I have a generator of files running, where each file has a name alphabetically following the previous one. At first I was doing my loop like for file in /path/to/files*; do...
, but I soon realized that the glob will only expand before the loop, and any new files created while looping won't be processed.
My current way of doing this is quite ugly:
while :; do
doneFileCount=$(wc -l < /tmp/results.csv)
i=0
for file in *; do
if [[ $((doneFileCount>i)) = 1 ]]; then
i=$((i+1))
continue
else
process-file "$file" # prints single line to stdout
i=$((i+1))
fi
done | tee -a /tmp/results.csv
done
Is there any simple way to loop over ever-increasing list of files, without the hack described above?
-
1Another idea would be to save the filenames into an array as you process them, then skip processing for filenames that exist in the array. That would skip files that get removed and replaced, though.Jeff Schaller– Jeff Schaller ♦2017年12月03日 13:27:15 +00:00Commented Dec 3, 2017 at 13:27
1 Answer 1
I think the usual way would be to have new files appear in one directory, and rename/move them to another after processing, so that they don't hit the same glob again. So something like this
cd new/
while true; do
for f in * ; do
process file "$f" move to "../processed/$f"
done
sleep 1 # just so that it doesn't busyloop
done
Or similarly with a changing file extension:
while true; do
for f in *.new ; do
process file "$f" move to "${f%.new}.done"
done
sleep 1 # just so that it doesn't busyloop
done
On Linux, you could also use inotifywait
to get notifications on new files.
inotifywait -q -m -e moved_to,close_write --format "%f" . | while read -r f ; do
process file "$f"
done
In either case, you'll want to watch for files that are still being written to.

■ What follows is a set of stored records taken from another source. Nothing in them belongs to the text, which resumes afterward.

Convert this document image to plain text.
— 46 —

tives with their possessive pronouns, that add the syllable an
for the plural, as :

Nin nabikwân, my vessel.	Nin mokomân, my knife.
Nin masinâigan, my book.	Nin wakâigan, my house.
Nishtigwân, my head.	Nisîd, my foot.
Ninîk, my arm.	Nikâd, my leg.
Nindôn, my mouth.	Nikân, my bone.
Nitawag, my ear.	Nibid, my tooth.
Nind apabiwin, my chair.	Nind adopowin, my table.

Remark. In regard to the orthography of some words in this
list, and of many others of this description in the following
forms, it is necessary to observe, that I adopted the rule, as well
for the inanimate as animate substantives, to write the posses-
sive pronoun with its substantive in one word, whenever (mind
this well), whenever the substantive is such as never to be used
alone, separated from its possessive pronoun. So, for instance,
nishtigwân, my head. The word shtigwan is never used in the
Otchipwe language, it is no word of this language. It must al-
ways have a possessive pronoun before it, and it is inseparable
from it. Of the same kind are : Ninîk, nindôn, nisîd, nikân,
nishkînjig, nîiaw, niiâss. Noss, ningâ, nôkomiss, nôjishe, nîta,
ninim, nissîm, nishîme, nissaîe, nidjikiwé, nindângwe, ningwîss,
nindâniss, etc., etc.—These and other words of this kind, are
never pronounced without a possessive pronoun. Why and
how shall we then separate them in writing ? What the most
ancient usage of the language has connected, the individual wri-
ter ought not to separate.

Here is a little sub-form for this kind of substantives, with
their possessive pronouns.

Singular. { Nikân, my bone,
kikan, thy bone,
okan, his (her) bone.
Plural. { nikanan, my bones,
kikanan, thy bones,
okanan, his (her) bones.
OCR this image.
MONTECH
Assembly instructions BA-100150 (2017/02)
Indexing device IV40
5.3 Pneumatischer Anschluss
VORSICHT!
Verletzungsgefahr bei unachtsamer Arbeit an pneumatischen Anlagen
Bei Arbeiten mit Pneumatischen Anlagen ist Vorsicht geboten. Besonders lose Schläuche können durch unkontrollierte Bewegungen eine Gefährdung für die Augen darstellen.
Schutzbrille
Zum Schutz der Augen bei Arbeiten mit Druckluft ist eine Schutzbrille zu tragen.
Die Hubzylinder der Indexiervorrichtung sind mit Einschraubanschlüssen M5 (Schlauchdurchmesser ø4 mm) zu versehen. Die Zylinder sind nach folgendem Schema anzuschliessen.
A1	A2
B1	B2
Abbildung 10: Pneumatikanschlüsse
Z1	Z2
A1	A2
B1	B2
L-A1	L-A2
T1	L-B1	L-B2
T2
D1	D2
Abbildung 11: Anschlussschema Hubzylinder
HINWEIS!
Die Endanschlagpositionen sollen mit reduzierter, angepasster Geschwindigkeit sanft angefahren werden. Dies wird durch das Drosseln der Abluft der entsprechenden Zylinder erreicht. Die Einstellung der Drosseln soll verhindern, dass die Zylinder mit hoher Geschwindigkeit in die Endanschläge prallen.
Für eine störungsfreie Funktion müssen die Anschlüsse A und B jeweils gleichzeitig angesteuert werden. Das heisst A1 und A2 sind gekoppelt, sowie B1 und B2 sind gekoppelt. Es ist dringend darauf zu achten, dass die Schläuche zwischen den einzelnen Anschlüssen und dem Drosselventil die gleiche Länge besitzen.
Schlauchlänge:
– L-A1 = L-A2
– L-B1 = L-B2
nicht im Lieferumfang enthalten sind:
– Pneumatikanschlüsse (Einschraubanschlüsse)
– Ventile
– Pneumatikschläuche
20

A large file created in-place will not appear atomically, but your script might start processing it when it's only halfway written.
The inotify close_write
event above will see files when the writing process closes them (but it also catches modified files), while the create
event would see the file when it's first created (but it might still be written to). moved_to
simply catches files that are moved to the directory being watched.